Single Occupancy Suites or Tucked Away Nooks
Enclosed or tucked farthest from the main collaboration area for acoustic protection, these spaces can be booth-like single occupant suites or open space designated for heads-down focused work. It is important to have at least a few quiet areas and a handful of spaces specifically to conduct distance-collaboration calls without distracting others.
Consider Acoustics
Noise was already a top complaint from organizations that previously embraced open office designs. Prior to the pandemic, the trend for workplace design was to open the space with minimal private offices to take advantage of density, drive better access to daylight and establish a more connected workplace. The results were noisy open offices with people sitting at tables with headphones on if they needed to concentrate.

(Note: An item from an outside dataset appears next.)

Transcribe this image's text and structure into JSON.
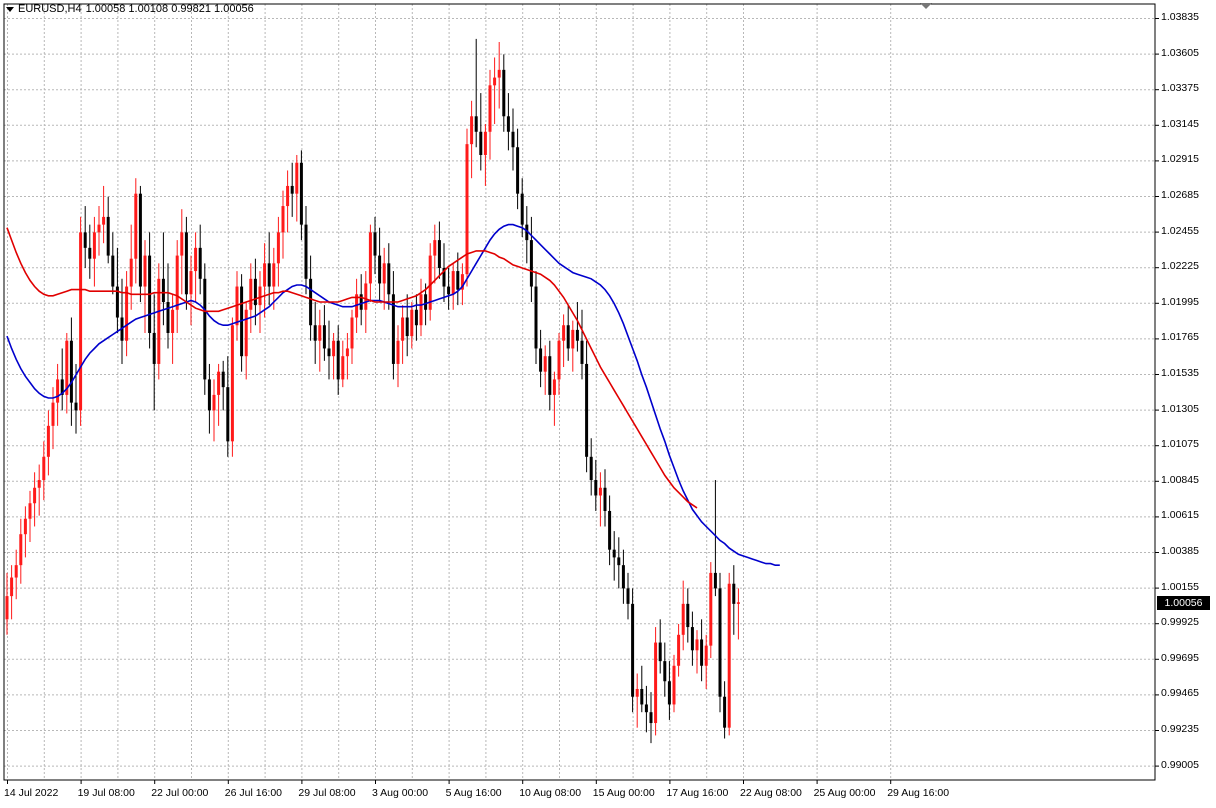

Now with hybrid schedules, inter-office teams and the necessity of virtual calls and meetings, the office is still a noisy place. To handle the mix of virtual and in-person meetings, offices should create auditory privacy wherever you have established an area for virtual calls or meetings. For the best acoustics, shared or collaborative hub spaces should be purposefully oriented to not clash with more private working and focused spaces. As we evolve, workplace cultures will need to help self-govern the importance of acoustic awareness as people continue to find new ways of meeting and working virtually.
Large Meeting Rooms
For large group collaboration, these spaces should be technology enabled and acoustically private to accommodate distance-collaboration.
Small meeting suites
For small group collaboration, these smaller group spaces should be just as technology enabled and acoustically private as a larger meeting space.
It’s Not One Workspace, it’s Many Workspaces
Lastly, it’s important to remember the workplace is no longer one setting where everyone comes to do work. It is a collection of settings where people come to perform lots of different work. The average office-worker manages a shifting tide of local collaboration, distance collaboration, focused work, reporting or supervisory check ins and client/vendor/consultant management each week. No one day is the same, and it isn’t feasible to say that all of someone’s focus work can or will take place on the 2-3 days they work from home. In the same vein, we can’t say that no inter-office or international calls will occur on an in-office day where we’d prefer everyone collaborate with their local team.
The optimal way to conduct in-office days must be mobile, autonomous, and adaptive to the tasks and personalities at hand. Some individuals are never going to feel at their most comfortable or creative in a bustling open environment, and others will not feel effective in a quiet, atomized coffeehouse atmosphere. Striking a balance takes an informed and careful alternative workplace plan.